Isabella Rocha* - aplicativo - Do Portal
13/01/2015MADRI - Os 4,5 milhões que ganharam as ruas de Paris no domingo para evocar a liberdade de expressão e repudiar os ataques ao semanário satírico Charlie Hebdo, na quarta-feira passada, e a uma mesquita, no dia seguinte, fizeram mais do que História. Em meio às homenagens aos 17 mortos, como os cultuados cartunistas Stephane Charbonnier, editor-chefe da revista, e Georges Wolinski conhecido, eles propagaram um grito de resistência à intolerância que ecoou por países mundo afora, sobretudo na Europa. Em Madri, jovens, adultos, idosos e crianças vestiram-se de cartazes, faixas e camisas com o que rapidamente se tornou o slogan mundial da indignação: “Je suis Charlie” ("Somos Charlie"). Numa referência à pluralidade, bandeiras de diversos países somavam-se à emoção dos manifestantes na capital espanhola.

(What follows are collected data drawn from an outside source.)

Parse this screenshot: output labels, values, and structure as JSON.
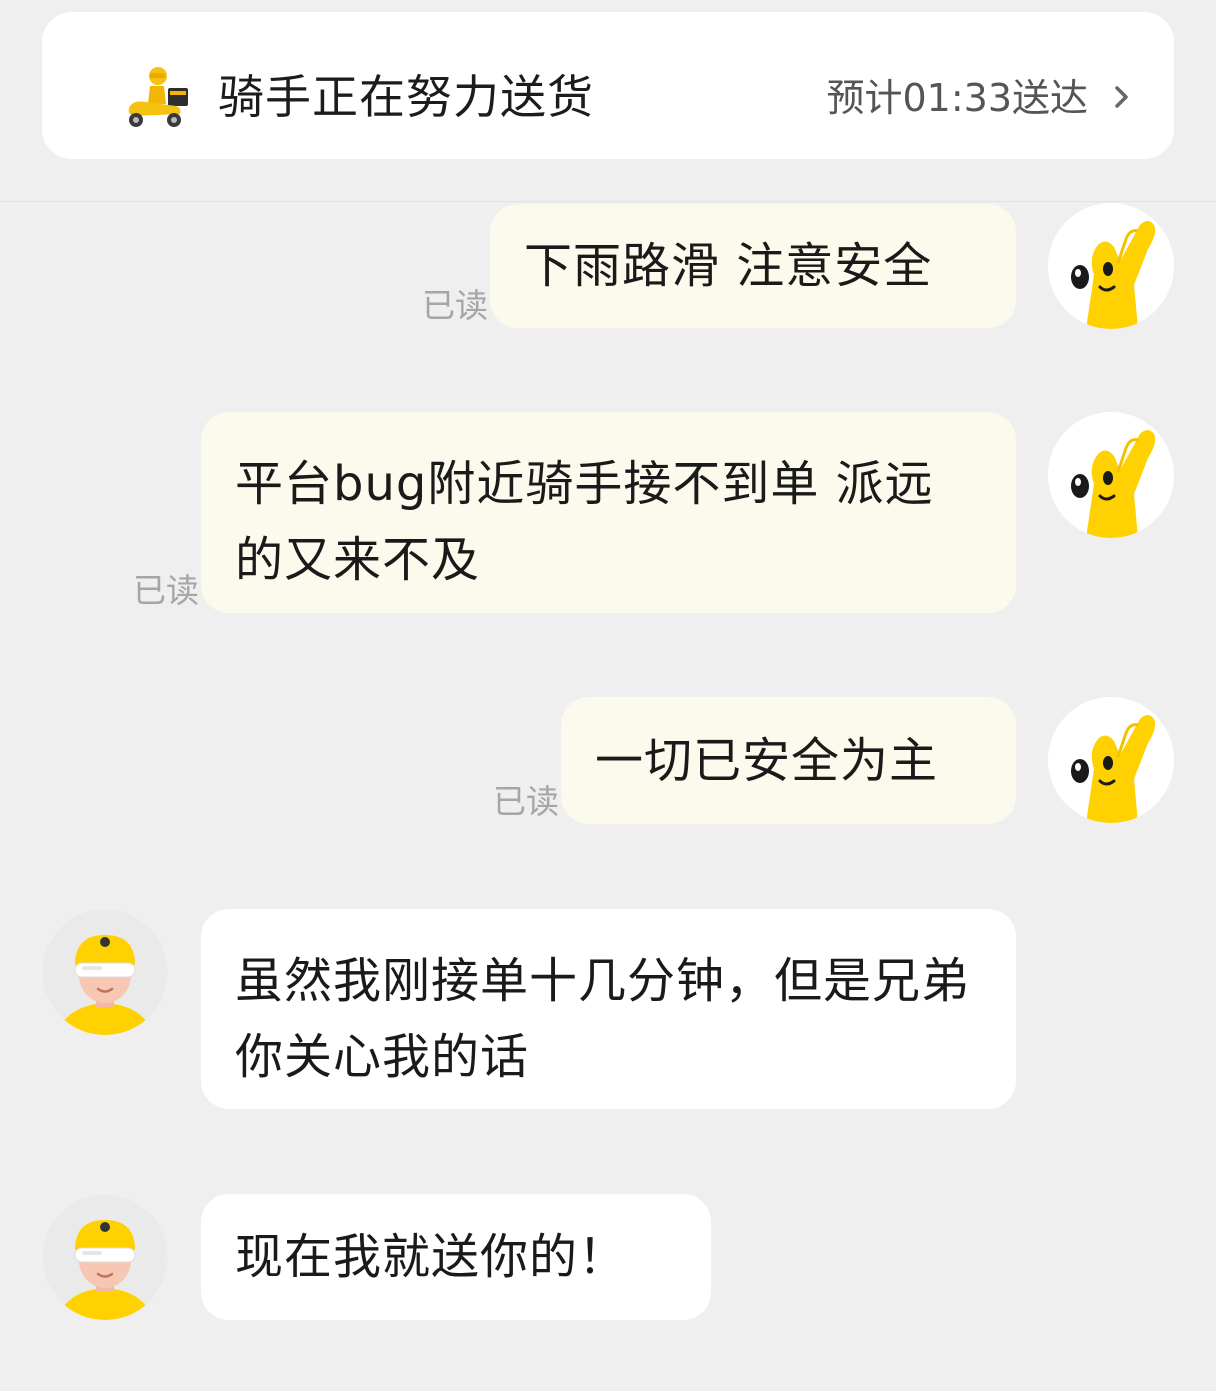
{
  "status": {
    "title": "骑手正在努力送货",
    "eta": "预计01:33送达",
    "rider_icon": "rider-scooter-icon",
    "chevron_icon": "chevron-right-icon"
  },
  "messages": [
    {
      "from": "me",
      "text": "下雨路滑 注意安全",
      "read_label": "已读",
      "avatar": "hand-mascot-icon"
    },
    {
      "from": "me",
      "text": "平台bug附近骑手接不到单 派远的又来不及",
      "read_label": "已读",
      "avatar": "hand-mascot-icon"
    },
    {
      "from": "me",
      "text": "一切已安全为主",
      "read_label": "已读",
      "avatar": "hand-mascot-icon"
    },
    {
      "from": "rider",
      "text": "虽然我刚接单十几分钟，但是兄弟你关心我的话",
      "avatar": "rider-avatar-icon"
    },
    {
      "from": "rider",
      "text": "现在我就送你的！",
      "avatar": "rider-avatar-icon"
    }
  ],
  "colors": {
    "background": "#efefef",
    "my_bubble": "#fcfaec",
    "rider_bubble": "#ffffff",
    "read_text": "#a6a6a6",
    "brand_yellow": "#ffd100"
  }
}
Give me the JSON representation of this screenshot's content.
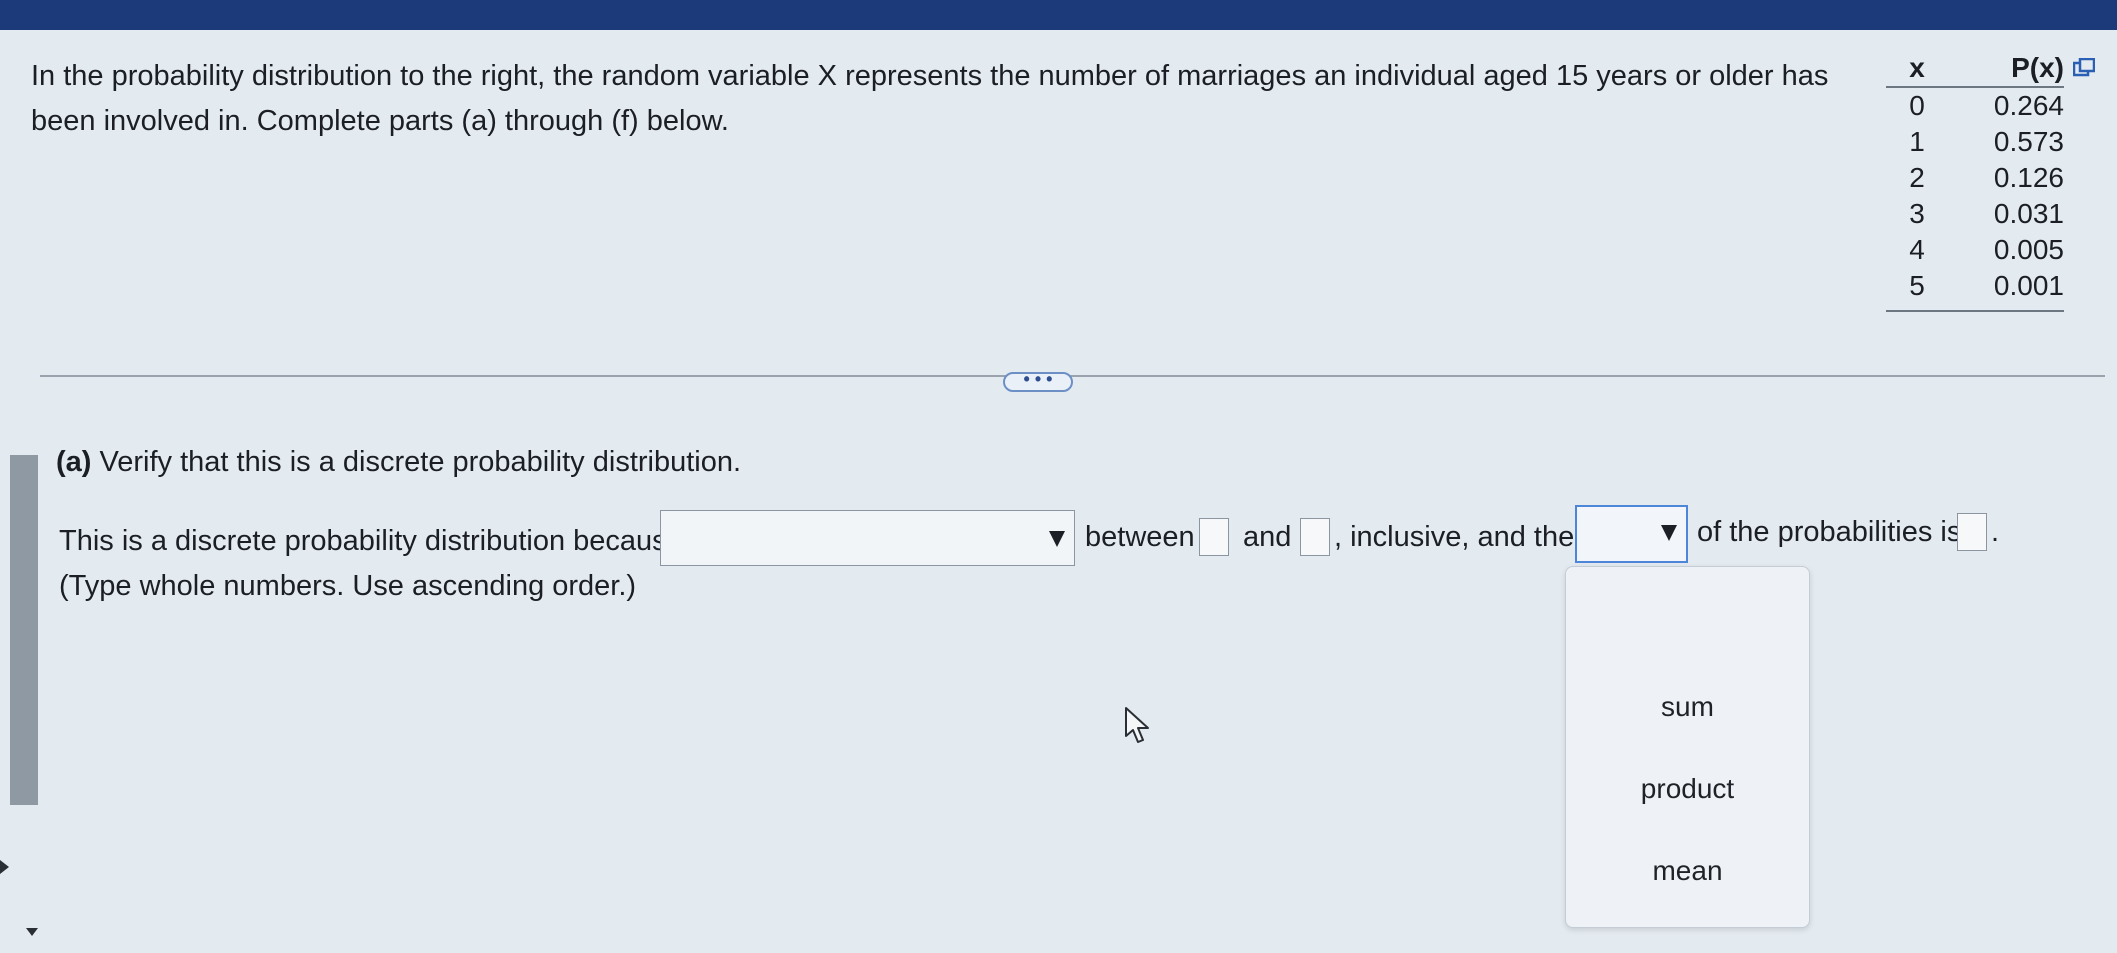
{
  "question": {
    "intro": "In the probability distribution to the right, the random variable X represents the number of marriages an individual aged 15 years or older has been involved in. Complete parts (a) through (f) below."
  },
  "table": {
    "headers": [
      "x",
      "P(x)"
    ],
    "rows": [
      {
        "x": "0",
        "p": "0.264"
      },
      {
        "x": "1",
        "p": "0.573"
      },
      {
        "x": "2",
        "p": "0.126"
      },
      {
        "x": "3",
        "p": "0.031"
      },
      {
        "x": "4",
        "p": "0.005"
      },
      {
        "x": "5",
        "p": "0.001"
      }
    ],
    "copy_icon": "copy-icon"
  },
  "divider": {
    "more_label": "• • •"
  },
  "part_a": {
    "label": "(a)",
    "heading": "Verify that this is a discrete probability distribution.",
    "sentence_start": "This is a discrete probability distribution because",
    "reason_select_value": "",
    "between": "between",
    "and": "and",
    "inclusive": ", inclusive, and the",
    "op_select_value": "",
    "of_probs": "of the probabilities is",
    "period": ".",
    "instruction": "(Type whole numbers. Use ascending order.)"
  },
  "dropdown": {
    "options": [
      "sum",
      "product",
      "mean"
    ]
  },
  "colors": {
    "top_bar": "#1c3a7a",
    "background": "#e3eaf0",
    "focus_border": "#4d86d8"
  }
}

Enquanto líderes mundiais, como a chanceler alemã Angela Merkel, comandavam a passeata histórica por Paris, naquela mesma tarde uma multidão de madrilenhos se solidarizava no entorno da Praça do Sol. Organizada em redes sociais, a manifestação reuniu aproximadamente 2 mil pessoas, inclusive de outras nacionalidades, como italianos, alemães e brasileiros. A parisiense Yael Beck, em Madri para um programa de intercâmbio, emocionou-se ao reiterar a importância de se buscar a tolerância diante do espectro de extremismo. Muito aplaudida, ela reforçou a ideia central do movimento:
— Queremos mostrar que a liberdade de expressão é direito de todos, seja francês, espanhol, brasileiro, alemão. A liberdade é nossa, por direito.
O também estudante Louis Eimery, um dos organizadores da manifestação na capital espanhola, remontou à Revolução Francesa:
— Esses terroristas não representam nada, porque, no fim, não estamos aterrorizados. Estamos aqui reunidos e não temos medo. “Liberty, equality, fraternity” (liberdade, igualdade e fraternidade, o lema da Revolução Francesa) não são só palavras. Representam uma religião para os preceitos republicanos — compara.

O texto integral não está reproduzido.